To save on health care osts, New York City reached...

To save on health care osts, New York City reached a deal with union leaders on pushing retirees toward a new benefits plan. Credit: iStock / Getty Images Plus/marchmeena29

Cellphones and email accounts belonging to New York City municipal retirees from Long Island to Florida are flooded these days with messages of concern.

How justified the anxiety proves to be will vary by the person. But it is building, as thousands from the region suddenly face complicated choices they were convinced they'd never need to confront.

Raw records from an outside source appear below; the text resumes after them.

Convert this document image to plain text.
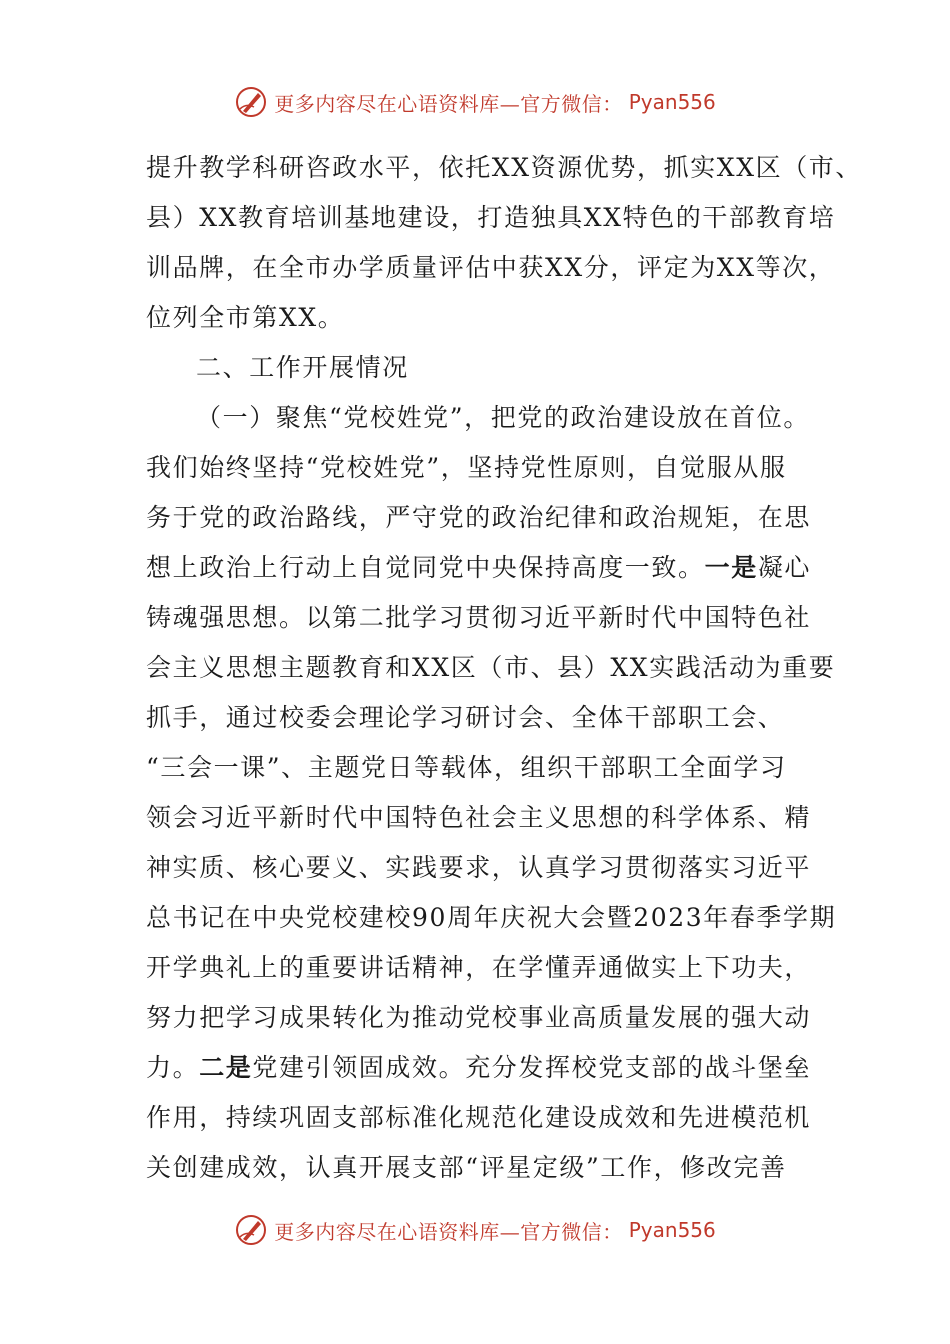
更多内容尽在心语资料库—官方微信： Pyan556
提升教学科研咨政水平，依托XX资源优势，抓实XX区（市、
县）XX教育培训基地建设，打造独具XX特色的干部教育培
训品牌，在全市办学质量评估中获XX分，评定为XX等次，
位列全市第XX。
二、工作开展情况
（一）聚焦“党校姓党”，把党的政治建设放在首位。
我们始终坚持“党校姓党”，坚持党性原则，自觉服从服
务于党的政治路线，严守党的政治纪律和政治规矩，在思
想上政治上行动上自觉同党中央保持高度一致。一是凝心
铸魂强思想。以第二批学习贯彻习近平新时代中国特色社
会主义思想主题教育和XX区（市、县）XX实践活动为重要
抓手，通过校委会理论学习研讨会、全体干部职工会、
“三会一课”、主题党日等载体，组织干部职工全面学习
领会习近平新时代中国特色社会主义思想的科学体系、精
神实质、核心要义、实践要求，认真学习贯彻落实习近平
总书记在中央党校建校90周年庆祝大会暨2023年春季学期
开学典礼上的重要讲话精神，在学懂弄通做实上下功夫，
努力把学习成果转化为推动党校事业高质量发展的强大动
力。二是党建引领固成效。充分发挥校党支部的战斗堡垒
作用，持续巩固支部标准化规范化建设成效和先进模范机
关创建成效，认真开展支部“评星定级”工作，修改完善
更多内容尽在心语资料库—官方微信： Pyan556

To save hundreds of millions of dollars in health expenses, the city reached a deal earlier this year with union leaders who comprise the Municipal Labor Committee on pushing retirees toward a new plan called Medicare Advantage Plus. By one estimate, the change affects nearly 250,000 retirees. Until now, if former teachers, correction officers, sanitation workers, medics and others signed up for standard Medicare, their premiums were paid for.

By the end of the month, however, they face either moving into this new PPO plan or remaining in their current plan at a new cost of hundreds of dollars a month.

The dilemma may not spark widespread sympathy. Most private employees will never see as comprehensive a set of benefits as these veteran workers, even with a downgrade. Fiscal watchdogs have been warning for years that retiree health-benefit costs were going to balloon to the point where something had to give. This may be the moment.

One of those affected, with longtime expertise in retirement benefits, sounds neither optimistic nor pessimistic, just uncertain, in saying: "It’s a change, and retirees don’t like change. Will it be bad? No, I don’t think so. Do I know it’ll be great? No."

He believes the immediate problem lies in a bad rollout of the plan by the unions and city labor office, before many providers even knew enough to sign up for it. "It is a little like buying a new car that hasn’t been released yet," he says. "The information about the plan was a lot to put out in a limited period of time."

But many others are convinced the PPO plan marks a nasty downgrade of benefits they were promised for decades, which they say was a key reason they had stayed in public employment.

Voicing that charge is Marianne Pizzitola, a former longtime Babylon resident now living in Georgia, who heads the NYC Organization of Public Service Retirees. She's a veteran of the city’s Emergency Medical Service, and has led her members' outcry for months.

Pizzitola says unions sold them out to fund raises for active members.

In response, union and city officials have been trying to assure retirees that false rumors are spreading — and that Medicare Advantage Plus is really a good plan that providers will soon accept.

But this backlash won't be calmed so quickly. On Thursday, a state Supreme Court justice in Manhattan sided with Pizzitola's organization and voided the city's Oct. 31 deadline for the changeover.

Steve Cohen, a Manhattan-based lawyer, had stated in a petition filed in that court that the city's decision to "forcibly impose" a Medicare Advantage plan on retirees — or make them pay to keep their current plan — violates contracts under which they always worked and city statutes.

The MLC, the petition adds, is a "purely advisory group" that doesn't negotiate for retirees. The worst impact could come from the addition of pre-authorizations and copays, Cohen warns.

This current storm could send a chilling signal to current employees that long-promised benefits may not fully materialize. That's why it will be worth following for thousands of Long Islanders who work or once worked for the city.

Columnist Dan Janison's opinions are his own.